Recent studies have provided improvements in the forecasting accuracy of pavement performance modeling, by statistically modeling pavement performance indicators as a system of seemingly unrelated regression equations (SURE). This approach accounts for cross-equation error correlation as a means to control for unobserved factors that lead pavements in poor condition to observe poor performance indicators. In the state of Indiana, the most common pavement performance indicators are the international roughness index (IRI), the rutting depth, and the pavement condition rating (PCR). Even though the first two indicators can be accurately measured, the PCR is based on engineers’ observations of the pavement surface. Therefore, it is possible that the PCR may be measured as a function of the observable IRI and rutting depth. This paper explores this possibility by estimating a three-stage least squares (3SLS) model of IRI, rutting depth, and PCR, using data collected between 1999 and 2011 in Indiana. All three pavement performance indicators are found to be affected by traffic characteristics, previous pavement condition, treatment and surface characteristics, drainage performance, and weather conditions.

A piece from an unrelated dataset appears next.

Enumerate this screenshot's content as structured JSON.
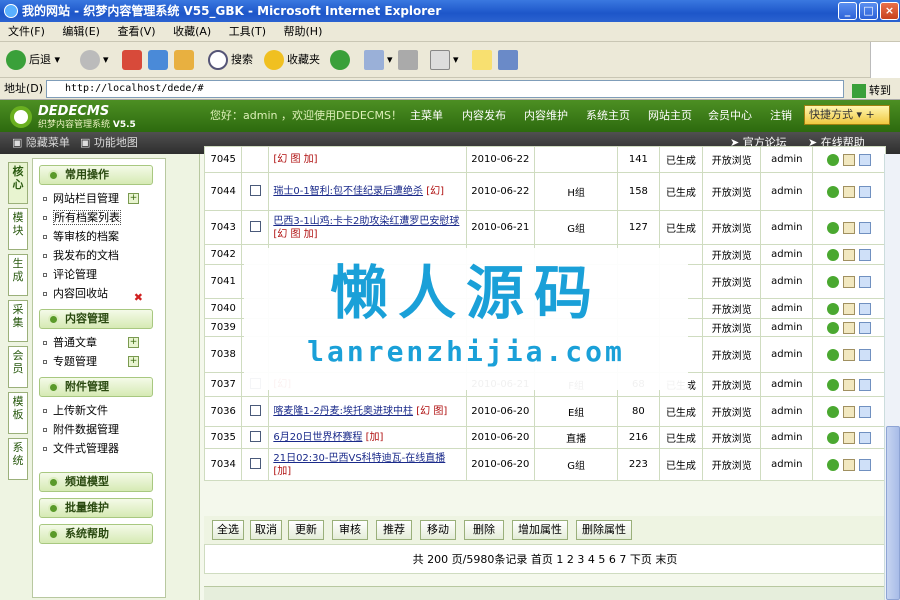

In addition, the PCR is found to also be significantly affected by the IRI and rutting depth measurements. The results of the 3SLS and SURE models are counterposed, with the 3SLS models providing significant improvements in the forecasting accuracy of the pavement performance. Therefore, pavement performance modeling with 3SLS has the potential to help roadway agencies cut costs through a more effective and efficient allocation of pavement management resources.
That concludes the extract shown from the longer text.